Peki ya liderleri, iradelerini temsil eden yürütme organları da aynı düzeydeler mi? Devrimci İşyeri Temsilcileri ve büyük işletmelerdeki temsilciler, USDP’deki radikal ögeler de azim ve karalılıkta geliştiler mi? Eylem kabiliyetleri kitlelerin büyüyen enerjisine ayak uydurabildi mi?

Bu soruya pürüzsüz evet diyebilmekten çekiniyoruz. Liderlerin halen 9 Kasım’daki gibi olduklarından, çok az ders çıkarmış olmalarından korkuyoruz.

Ebert hükümetinin Eichhorn’a yönelik darbesinin üzerinden 24 saat geçti. Kitleler liderlerin çağrılarına ateşli bir heyecanla uydular, Eichhorn’u kendi çabalarıyla tekrar göreve getirdiler, kendi inisiyatifleriyle Vorwa?rts’ı işgal ettiler ve burjuva redaksiyonları ve WTB’yi (Wollf’un Telgraf Ofisi) ele geçirdiler ve mümkün olduğu kadarıyla da silahlandılar. Liderlerinin talimatlarını ve eylemlerini bekliyorlar.

Peki bu arada onlar ne yaptılar, neye karar verdiler? Devrimin zaferini güvenceye almak için, hiç değilse bir sonraki evre için devrimin kaderini belirleyecek denli kritik olan bu gergin durumda ne gibi önlemler aldılar? Biz hiçbir şey görmüyoruz ve duymuyoruz! İşçilerin güvenilir temsilcileri belki titizlikle ve etraflıca görüşüyorlardır. Fakat şimdi eyleme geçme zamanıdır.

Ebert-Scheidemann zamanlarını elbette görüşmelerle geçirmiyorlardır. Elbette uyumuyorlar da. Kapalı kapıların ardında, karşı-devrimcilere özgü kurnazlık ve enerjiyle eylem hazırlığı içindeler; devrimi gafil avlamak ve alçakça yıkıma uğratmak için sessizce kılıçlarını biliyorlar.
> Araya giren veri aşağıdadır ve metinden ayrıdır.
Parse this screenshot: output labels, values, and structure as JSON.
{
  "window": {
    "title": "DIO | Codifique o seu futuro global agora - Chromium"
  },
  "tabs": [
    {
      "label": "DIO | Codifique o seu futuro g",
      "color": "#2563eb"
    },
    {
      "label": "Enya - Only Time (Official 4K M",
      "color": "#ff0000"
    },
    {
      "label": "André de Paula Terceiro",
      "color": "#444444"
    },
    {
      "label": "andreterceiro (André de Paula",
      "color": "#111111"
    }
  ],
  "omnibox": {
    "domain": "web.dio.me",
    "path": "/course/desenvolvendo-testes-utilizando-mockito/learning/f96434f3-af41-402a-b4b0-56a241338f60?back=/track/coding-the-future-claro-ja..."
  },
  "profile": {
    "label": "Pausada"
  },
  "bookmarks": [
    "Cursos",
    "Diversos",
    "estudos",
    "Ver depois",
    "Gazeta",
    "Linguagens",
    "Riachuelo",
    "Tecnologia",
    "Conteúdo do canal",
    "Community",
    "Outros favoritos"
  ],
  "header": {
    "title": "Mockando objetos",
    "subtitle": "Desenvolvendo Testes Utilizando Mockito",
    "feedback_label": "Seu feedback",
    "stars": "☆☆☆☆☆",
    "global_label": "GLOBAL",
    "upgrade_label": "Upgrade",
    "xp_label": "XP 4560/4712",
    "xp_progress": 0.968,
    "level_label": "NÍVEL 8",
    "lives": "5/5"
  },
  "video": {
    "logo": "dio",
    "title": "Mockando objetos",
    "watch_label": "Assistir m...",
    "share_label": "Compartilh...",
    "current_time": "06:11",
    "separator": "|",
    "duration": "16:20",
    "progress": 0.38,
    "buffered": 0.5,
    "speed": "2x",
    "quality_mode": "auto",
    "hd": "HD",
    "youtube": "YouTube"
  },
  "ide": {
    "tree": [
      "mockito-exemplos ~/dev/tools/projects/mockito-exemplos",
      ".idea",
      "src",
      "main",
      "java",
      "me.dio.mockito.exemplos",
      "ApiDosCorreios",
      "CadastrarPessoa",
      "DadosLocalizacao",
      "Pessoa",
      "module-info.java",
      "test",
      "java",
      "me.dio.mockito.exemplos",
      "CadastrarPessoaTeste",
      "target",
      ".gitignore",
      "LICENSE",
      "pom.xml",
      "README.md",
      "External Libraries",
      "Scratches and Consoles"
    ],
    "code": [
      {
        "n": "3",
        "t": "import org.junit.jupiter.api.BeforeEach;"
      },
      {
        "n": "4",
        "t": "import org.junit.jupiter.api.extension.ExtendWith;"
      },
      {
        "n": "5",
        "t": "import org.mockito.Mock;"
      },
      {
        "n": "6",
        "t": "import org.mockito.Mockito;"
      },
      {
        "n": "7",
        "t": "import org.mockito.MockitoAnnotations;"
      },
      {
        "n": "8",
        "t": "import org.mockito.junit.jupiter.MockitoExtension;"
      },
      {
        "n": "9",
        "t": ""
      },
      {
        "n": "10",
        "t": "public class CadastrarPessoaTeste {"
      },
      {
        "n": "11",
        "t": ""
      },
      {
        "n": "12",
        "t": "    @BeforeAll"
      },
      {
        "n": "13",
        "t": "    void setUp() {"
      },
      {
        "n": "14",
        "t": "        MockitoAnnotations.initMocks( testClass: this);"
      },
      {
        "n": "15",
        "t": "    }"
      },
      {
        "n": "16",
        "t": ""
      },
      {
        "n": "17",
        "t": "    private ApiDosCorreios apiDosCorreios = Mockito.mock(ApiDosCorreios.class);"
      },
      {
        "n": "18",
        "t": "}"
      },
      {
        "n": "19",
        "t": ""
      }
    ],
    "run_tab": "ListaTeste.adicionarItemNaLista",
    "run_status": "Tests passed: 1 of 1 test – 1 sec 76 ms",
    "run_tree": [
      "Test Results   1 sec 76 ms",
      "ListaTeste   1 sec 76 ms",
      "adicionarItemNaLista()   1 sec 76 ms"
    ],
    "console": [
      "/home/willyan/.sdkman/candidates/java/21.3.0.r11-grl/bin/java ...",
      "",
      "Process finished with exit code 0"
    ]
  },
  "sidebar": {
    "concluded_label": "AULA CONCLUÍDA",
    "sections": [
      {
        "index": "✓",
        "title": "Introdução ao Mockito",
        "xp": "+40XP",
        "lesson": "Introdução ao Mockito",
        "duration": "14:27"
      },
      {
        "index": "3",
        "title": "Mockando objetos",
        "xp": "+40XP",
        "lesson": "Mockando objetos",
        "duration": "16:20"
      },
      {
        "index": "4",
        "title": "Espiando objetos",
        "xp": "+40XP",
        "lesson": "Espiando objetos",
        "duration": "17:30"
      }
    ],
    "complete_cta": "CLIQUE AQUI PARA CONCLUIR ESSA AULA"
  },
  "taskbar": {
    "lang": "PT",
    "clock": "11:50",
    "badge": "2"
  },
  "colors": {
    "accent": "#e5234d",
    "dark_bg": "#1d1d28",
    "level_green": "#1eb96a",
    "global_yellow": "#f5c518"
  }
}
Öteki omurgasız ögeler elbette “görüşmeler” ayarlamak, uzlaşmalar gerçekleştirmek ve işçi-asker kitleleri ile Ebert hükümeti arasında açılmış? olan kanlı uçurum arasında köprü kurmak ve devrimi can düşmanları ile “karşılaşmaya” yöneltmek için işbaşındalar.

Kaybedilecek zaman yok. Derhal kesin önlemler alınmalı. Kitlelere, devrime sadık askerlere açık ve hızlı direktifler verilmeli, enerjileri, mücadele istekleri doğru hedeflere yönlendirilmeli. Askeri birlikler arasında yalpalayan unsurlar ancak devrimci kurumların kararlı ve net eylemleri ile halkın kutsal davasına kazanılabilir.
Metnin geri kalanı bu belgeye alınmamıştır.